2005.03.23  
   
 
 
 
   
 

No.11 「行き詰まりがテーマを生む」

堀川:参考に井上さんが求めてきた作画テーマの変遷を語ることはできますか?
井上:具体的にはなかなかすぐには思い出せないけれど、その時々でね、行き詰まりを感じたこと、それを突破するために―テーマを探すんじやないよね―行き詰まりがテーマを生む。

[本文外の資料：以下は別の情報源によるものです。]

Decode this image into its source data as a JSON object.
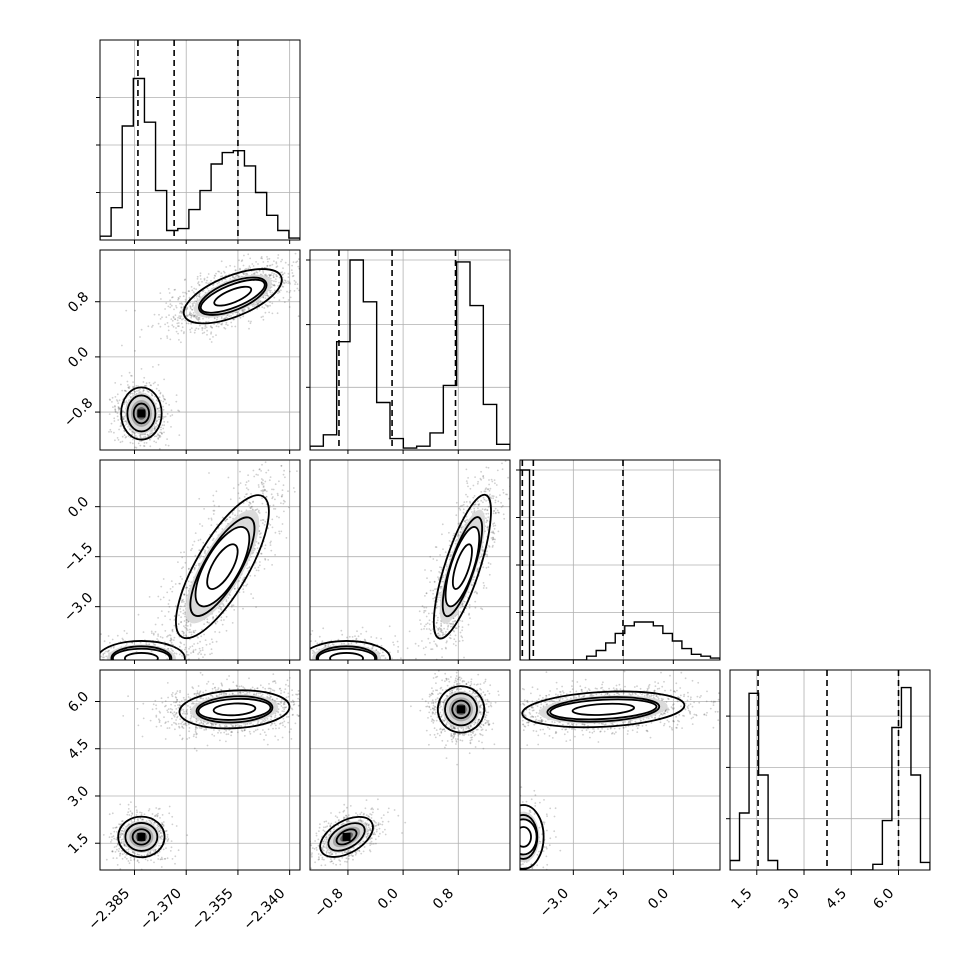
{
  "chart_data": {
    "type": "corner",
    "parameters": [
      "",
      "",
      "",
      ""
    ],
    "panels": [
      {
        "row": 0,
        "col": 0,
        "type": "histogram",
        "range": [
          -2.395,
          -2.337
        ],
        "edges_range": [
          -2.395,
          -2.337
        ],
        "counts": [
          0.02,
          0.17,
          0.6,
          0.85,
          0.62,
          0.26,
          0.05,
          0.06,
          0.16,
          0.26,
          0.4,
          0.46,
          0.47,
          0.39,
          0.25,
          0.13,
          0.05,
          0.01
        ],
        "quantiles": [
          -2.384,
          -2.3735,
          -2.355
        ],
        "yticks": [
          0.25,
          0.5,
          0.75
        ]
      },
      {
        "row": 1,
        "col": 0,
        "type": "density2d",
        "xlim": [
          -2.395,
          -2.337
        ],
        "ylim": [
          -1.35,
          1.55
        ],
        "clusters": [
          {
            "x": -2.383,
            "y": -0.82
          },
          {
            "x": -2.3565,
            "y": 0.88
          }
        ]
      },
      {
        "row": 1,
        "col": 1,
        "type": "histogram",
        "range": [
          -1.35,
          1.55
        ],
        "counts": [
          0.02,
          0.08,
          0.57,
          1.0,
          0.78,
          0.25,
          0.06,
          0.01,
          0.02,
          0.09,
          0.34,
          0.99,
          0.76,
          0.24,
          0.03
        ],
        "quantiles": [
          -0.93,
          -0.16,
          0.76
        ],
        "yticks": [
          0.33,
          0.66,
          1.0
        ]
      },
      {
        "row": 2,
        "col": 0,
        "type": "density2d",
        "xlim": [
          -2.395,
          -2.337
        ],
        "ylim": [
          -4.6,
          1.4
        ],
        "clusters": [
          {
            "x": -2.383,
            "y": -4.55
          },
          {
            "x": -2.3595,
            "y": -1.8
          }
        ]
      },
      {
        "row": 2,
        "col": 1,
        "type": "density2d",
        "xlim": [
          -1.35,
          1.55
        ],
        "ylim": [
          -4.6,
          1.4
        ],
        "clusters": [
          {
            "x": -0.82,
            "y": -4.55
          },
          {
            "x": 0.86,
            "y": -1.8
          }
        ]
      },
      {
        "row": 2,
        "col": 2,
        "type": "histogram",
        "range": [
          -4.6,
          1.4
        ],
        "counts": [
          1.0,
          0.0,
          0.0,
          0.0,
          0.0,
          0.0,
          0.0,
          0.02,
          0.05,
          0.09,
          0.14,
          0.18,
          0.2,
          0.2,
          0.18,
          0.14,
          0.1,
          0.06,
          0.03,
          0.02,
          0.01
        ],
        "quantiles": [
          -4.53,
          -4.2,
          -1.51
        ],
        "yticks": [
          0.25,
          0.5,
          0.75,
          1.0
        ]
      },
      {
        "row": 3,
        "col": 0,
        "type": "density2d",
        "xlim": [
          -2.395,
          -2.337
        ],
        "ylim": [
          0.65,
          7.0
        ],
        "clusters": [
          {
            "x": -2.383,
            "y": 1.7
          },
          {
            "x": -2.356,
            "y": 5.75
          }
        ]
      },
      {
        "row": 3,
        "col": 1,
        "type": "density2d",
        "xlim": [
          -1.35,
          1.55
        ],
        "ylim": [
          0.65,
          7.0
        ],
        "clusters": [
          {
            "x": -0.82,
            "y": 1.7
          },
          {
            "x": 0.84,
            "y": 5.75
          }
        ]
      },
      {
        "row": 3,
        "col": 2,
        "type": "density2d",
        "xlim": [
          -4.6,
          1.4
        ],
        "ylim": [
          0.65,
          7.0
        ],
        "clusters": [
          {
            "x": -4.5,
            "y": 1.7
          },
          {
            "x": -2.1,
            "y": 5.75
          }
        ]
      },
      {
        "row": 3,
        "col": 3,
        "type": "histogram",
        "range": [
          0.65,
          7.0
        ],
        "counts": [
          0.05,
          0.3,
          0.93,
          0.5,
          0.05,
          0.0,
          0.0,
          0.0,
          0.0,
          0.0,
          0.0,
          0.0,
          0.0,
          0.0,
          0.0,
          0.03,
          0.26,
          0.75,
          0.96,
          0.5,
          0.04
        ],
        "quantiles": [
          1.54,
          3.73,
          6.0
        ],
        "yticks": [
          0.27,
          0.54,
          0.81
        ]
      }
    ],
    "axes": {
      "x": [
        {
          "col": 0,
          "lim": [
            -2.395,
            -2.337
          ],
          "ticks": [
            -2.385,
            -2.37,
            -2.355,
            -2.34
          ],
          "labels": [
            "−2.385",
            "−2.370",
            "−2.355",
            "−2.340"
          ]
        },
        {
          "col": 1,
          "lim": [
            -1.35,
            1.55
          ],
          "ticks": [
            -0.8,
            0.0,
            0.8
          ],
          "labels": [
            "−0.8",
            "0.0",
            "0.8"
          ]
        },
        {
          "col": 2,
          "lim": [
            -4.6,
            1.4
          ],
          "ticks": [
            -3.0,
            -1.5,
            0.0
          ],
          "labels": [
            "−3.0",
            "−1.5",
            "0.0"
          ]
        },
        {
          "col": 3,
          "lim": [
            0.65,
            7.0
          ],
          "ticks": [
            1.5,
            3.0,
            4.5,
            6.0
          ],
          "labels": [
            "1.5",
            "3.0",
            "4.5",
            "6.0"
          ]
        }
      ],
      "y": [
        {
          "row": 1,
          "lim": [
            -1.35,
            1.55
          ],
          "ticks": [
            -0.8,
            0.0,
            0.8
          ],
          "labels": [
            "−0.8",
            "0.0",
            "0.8"
          ]
        },
        {
          "row": 2,
          "lim": [
            -4.6,
            1.4
          ],
          "ticks": [
            -3.0,
            -1.5,
            0.0
          ],
          "labels": [
            "−3.0",
            "−1.5",
            "0.0"
          ]
        },
        {
          "row": 3,
          "lim": [
            0.65,
            7.0
          ],
          "ticks": [
            1.5,
            3.0,
            4.5,
            6.0
          ],
          "labels": [
            "1.5",
            "3.0",
            "4.5",
            "6.0"
          ]
        }
      ]
    },
    "grid": true,
    "contour_levels": 3,
    "colors": {
      "hist": "#000000",
      "contour": "#000000",
      "points": "#555555",
      "grid": "#b0b0b0"
    }
  }
}
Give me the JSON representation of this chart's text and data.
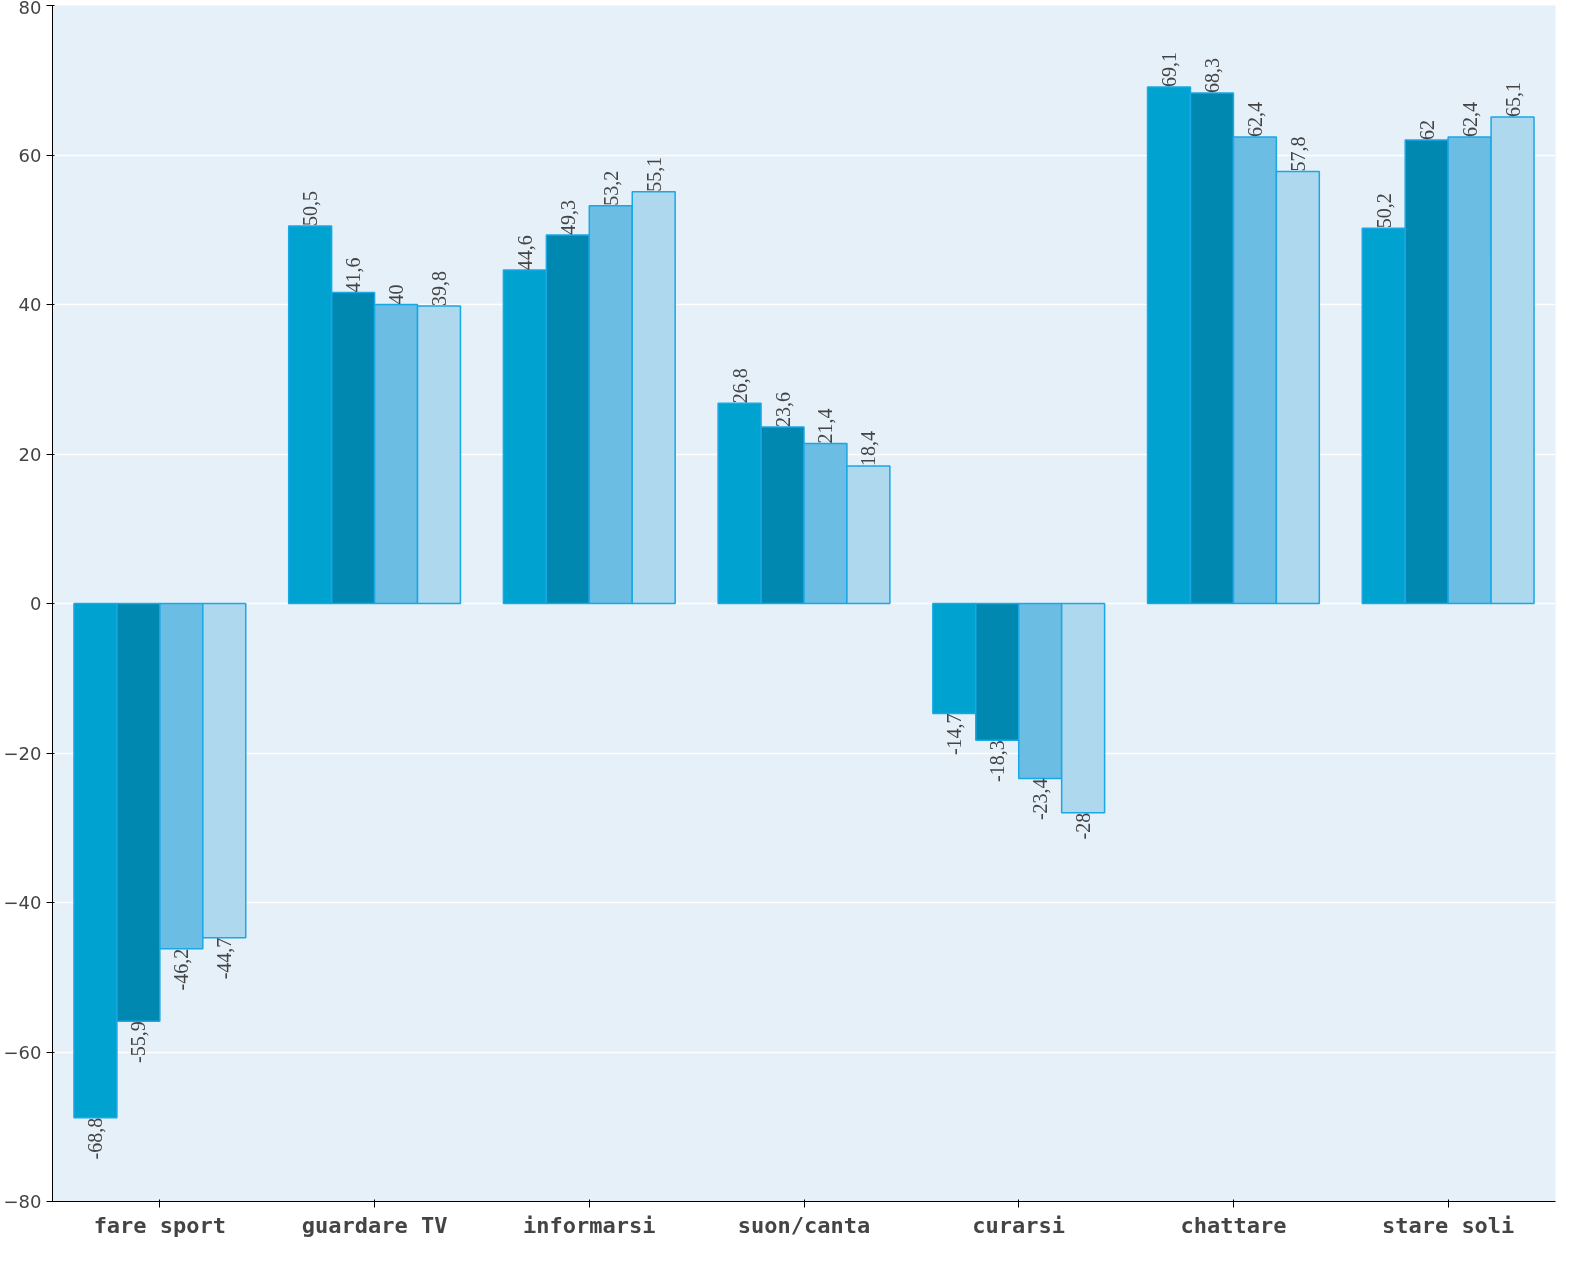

堀川:例えば川面(恒介:P.A. WORKSの原画マン)は攻殻の原画で「描けないんです」って言うけど、「これに行き詰まっているんです」って云うようなものはあるの?
井上:それを言葉にはしづらいんじゃないかな。
川面:僕は結論は出ているんですよ。画力が足りない。
井上:画力に対する行き詰まりっていうのは切実なことなんだよね、実は。描きたい絵にならないって云うのは。でも、そう感じていれば上手くなるって云うのは変な根性論みたいだけど、自分の絵に不満がないと。これじゃないんだよな、うまく描けないなって云う気持ちがあるのは大事だよね。そこから先、それをどう解決するかは難しいけど、例えば自分が描きたいと思っている絵の種類でね、誰か別の‘あ、これが自分の描きたかった絵なんだ’って云うのを描いている人を見つけるとかね、‘あ、このポーズを描きたかったんだ’って云うのを見ることがやっぱり解決の糸口。‘あ、そこをそうやって描けばうまく見えるんだな’とか、ごまかし方を覚えるのはよくないんだけどね(笑)。
 でもね、‘その絵を無理に描かなくても、その前後を上手く押さえてやると、ほぼ描きたかった動きになるな’とか、ま、それは職業だから凌ぐ上での1つのテクニックでもあるんだよ。描きにくいポーズを描くことが目標じやないからね。自分の描きたい動きにさえなっていればいいわけ。あんまりバカ正直にその絵が描けないためにいつまでも完成しない方がマズイから。アニメーションはイラストじゃないからね、動いた結果自分の描きたかった‘動き’になっていればいいから。上手い人は難しいアングルを達者に描くじゃない、どうしてもそう云うのに憧れて、そのアングルをちゃんとあのように描かなきゃいけないんだと思ってしまうと、なかなか、そこはデッサン力の差がどうしても出てしまうから。そこを真向勝負しなくても実は同じような結果がアニメーションでは出たりするからね。難しい瞬間の絵を絶対描かなきやいけないわけじやないの。デッサンカでガチンコ勝負でもないんだよ。本当に動きのコントロールが上手い人がいて、絵はそんなに上手くないんだけど、効果としては抜群にすばらしい表現をする人もいるから。デッサン力では俺だって真向勝負したら沖浦 (啓之)君にはかなわないかもしれないけれど、そんなに引けを取っているつもりはないから、そこはね、自分の画力に応じたこなしかたを覚えていくと、そんなに‘動き’の効果としては変わらないものを作れるのがアニメーションの特徴でもある。明日までに上げなきゃいけない土壇場で、難しいアングル1枚で止まっている場合じゃないって時にはごまかしてでも凌がなきやだめだよね。でも、そうじやない時にはなるべく真向勝負する。その描きたい絵を何が何でも描くんだって云う意地も大切で、デッサン力はその過程で培われるところもあるから、及ばないまでも絶対その過程で力はつくから。描けない絵にもがき苦しむところが無いようでは上手くはならないよ。若いうちは何が何でも上手くなりたいって気持ちが画力を上げるんですよ。同時に上手い往なし方を覚えていかないとだめだって云うか、答えになっていないね(笑)。でも、どっちも本当のことなんだよ。